Das Summilux-M 1,4/24 mm Asph. für die Leica-M-Serie kostet erkleckliche 5000 Euro. Das teuerste Objektiv in unserer Testreihe lichtstarker 24er ist es damit unzweifelhaft. Aber ist es auch das Beste?

Foto + Grafiken: Leica

Das Summilux-M 1,4/24 mm Asph. samt MTF-Kurven von Leica

Zitat Leica: Die MTF ist jeweils für die volle Öffnung und für die Öffnung 5,6 für große Aufnahmeentfernungen (unendlich) angegeben. Aufgetragen ist der Kontrast in Prozent für 5, 10, 20, 40lp/mm über die Höhe des Kleinbildformats für tangentiale (gestrichelte Linie) und sagittale Strukturen(durchgezogene Linie) bei weißem Licht. Die 5 und 10lp/mm geben einen Eindruck über das Kontrastverhalten für gröbere Objektstrukturen, die 20 und 40lp/mm dokumentieren das Auflösungsvermögen feiner und feinster Objektstrukturen.

 
Zunächst zur Einordnung: Das Summilux-M 1,4/24 mm Asph. kostet mit 5000 Euro (exakt 4995 Euro; und das kostet es nach unseren Recherchen bei allen Händlern, die Preisempfehlung ist hier auch der „Straßenpreis“) rund drei Mal soviel wie die Pendants von Canon (ca. 1500 Euro) und Nikon (ca. 1800 Euro) und ungefähr das Neunfache des 24er Sigma-Objektivs (ca. 550 Euro) – doch ist es auch wirklich um so viel besser?

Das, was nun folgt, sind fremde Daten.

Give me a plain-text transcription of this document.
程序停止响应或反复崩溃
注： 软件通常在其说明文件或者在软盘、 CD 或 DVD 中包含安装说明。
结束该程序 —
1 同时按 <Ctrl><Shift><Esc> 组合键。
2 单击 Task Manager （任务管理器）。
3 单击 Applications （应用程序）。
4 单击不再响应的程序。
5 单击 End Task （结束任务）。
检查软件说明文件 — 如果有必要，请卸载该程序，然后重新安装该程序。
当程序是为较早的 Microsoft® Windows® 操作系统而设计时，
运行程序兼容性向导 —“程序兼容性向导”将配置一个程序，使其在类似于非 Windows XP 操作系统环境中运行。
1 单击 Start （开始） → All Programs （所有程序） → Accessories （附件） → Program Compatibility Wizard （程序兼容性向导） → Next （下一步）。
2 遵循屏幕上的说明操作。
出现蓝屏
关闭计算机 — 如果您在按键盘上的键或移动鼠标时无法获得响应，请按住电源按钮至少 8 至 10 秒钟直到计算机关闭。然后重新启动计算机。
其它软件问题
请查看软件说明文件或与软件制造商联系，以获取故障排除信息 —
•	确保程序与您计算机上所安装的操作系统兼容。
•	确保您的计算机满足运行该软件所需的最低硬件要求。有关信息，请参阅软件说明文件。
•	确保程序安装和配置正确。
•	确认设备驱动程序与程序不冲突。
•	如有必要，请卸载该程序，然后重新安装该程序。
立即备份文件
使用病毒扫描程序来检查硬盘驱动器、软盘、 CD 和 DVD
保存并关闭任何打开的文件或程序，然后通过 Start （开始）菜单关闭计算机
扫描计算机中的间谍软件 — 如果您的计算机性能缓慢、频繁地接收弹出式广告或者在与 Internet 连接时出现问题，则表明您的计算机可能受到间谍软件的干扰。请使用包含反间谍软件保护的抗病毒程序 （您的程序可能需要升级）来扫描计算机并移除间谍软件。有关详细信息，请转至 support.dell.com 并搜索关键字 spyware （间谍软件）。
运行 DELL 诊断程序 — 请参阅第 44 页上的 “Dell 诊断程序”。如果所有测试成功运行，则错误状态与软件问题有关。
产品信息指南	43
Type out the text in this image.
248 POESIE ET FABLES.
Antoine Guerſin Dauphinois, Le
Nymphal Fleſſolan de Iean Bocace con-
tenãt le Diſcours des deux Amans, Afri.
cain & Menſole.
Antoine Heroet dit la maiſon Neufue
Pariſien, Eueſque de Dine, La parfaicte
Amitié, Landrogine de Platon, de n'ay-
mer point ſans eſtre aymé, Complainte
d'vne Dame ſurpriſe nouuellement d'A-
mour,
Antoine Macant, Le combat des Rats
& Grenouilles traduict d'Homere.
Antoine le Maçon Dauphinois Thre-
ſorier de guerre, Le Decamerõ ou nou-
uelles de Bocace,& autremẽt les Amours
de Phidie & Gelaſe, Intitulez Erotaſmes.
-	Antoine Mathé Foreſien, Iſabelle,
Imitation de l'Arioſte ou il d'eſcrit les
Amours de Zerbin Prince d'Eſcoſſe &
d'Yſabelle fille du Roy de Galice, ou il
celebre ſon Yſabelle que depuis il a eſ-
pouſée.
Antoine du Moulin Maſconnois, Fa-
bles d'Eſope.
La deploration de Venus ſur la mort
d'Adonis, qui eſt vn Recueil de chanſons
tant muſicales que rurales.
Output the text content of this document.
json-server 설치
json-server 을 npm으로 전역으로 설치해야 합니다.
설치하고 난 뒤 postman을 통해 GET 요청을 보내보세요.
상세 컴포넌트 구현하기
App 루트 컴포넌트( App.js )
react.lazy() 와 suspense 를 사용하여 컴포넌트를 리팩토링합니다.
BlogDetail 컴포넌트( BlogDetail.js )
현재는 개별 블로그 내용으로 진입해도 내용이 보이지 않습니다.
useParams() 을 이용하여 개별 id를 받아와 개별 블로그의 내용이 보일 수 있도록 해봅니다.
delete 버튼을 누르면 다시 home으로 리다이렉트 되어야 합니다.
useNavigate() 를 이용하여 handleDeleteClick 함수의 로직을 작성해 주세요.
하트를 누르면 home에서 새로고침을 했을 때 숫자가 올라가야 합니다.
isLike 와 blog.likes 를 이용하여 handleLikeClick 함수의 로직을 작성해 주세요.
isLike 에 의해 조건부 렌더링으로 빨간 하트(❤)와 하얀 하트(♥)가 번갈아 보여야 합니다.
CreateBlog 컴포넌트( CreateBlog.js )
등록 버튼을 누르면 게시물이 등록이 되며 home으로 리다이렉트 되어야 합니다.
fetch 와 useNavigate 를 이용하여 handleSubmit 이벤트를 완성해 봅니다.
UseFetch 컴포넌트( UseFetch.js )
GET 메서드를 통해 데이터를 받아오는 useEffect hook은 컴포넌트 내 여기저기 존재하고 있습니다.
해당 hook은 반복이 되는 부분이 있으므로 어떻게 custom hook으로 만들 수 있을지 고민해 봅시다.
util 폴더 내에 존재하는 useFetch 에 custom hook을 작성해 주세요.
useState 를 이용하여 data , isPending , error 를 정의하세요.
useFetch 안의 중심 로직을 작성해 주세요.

Es ist jedenfalls markant kleiner als die anderen Objektive, muss es doch keine Retrofokus-Konstruktion sein, da die M-Leicas keinen Spiegelkasten und damit ein vergleichsweise geringes Auflagemaß haben und das Objektiv zudem weit ins Kameragehäuse ragen darf.

Und um das Ergebnis vorwegzunehmen: Es ist optisch deutlich besser als vergleichbare Objektive anderer Hersteller, und das schon bei Offenlende. Ein Schmankerl für einen kleinen Kreis von Auserwählten, so will ich es kurz charakterisieren.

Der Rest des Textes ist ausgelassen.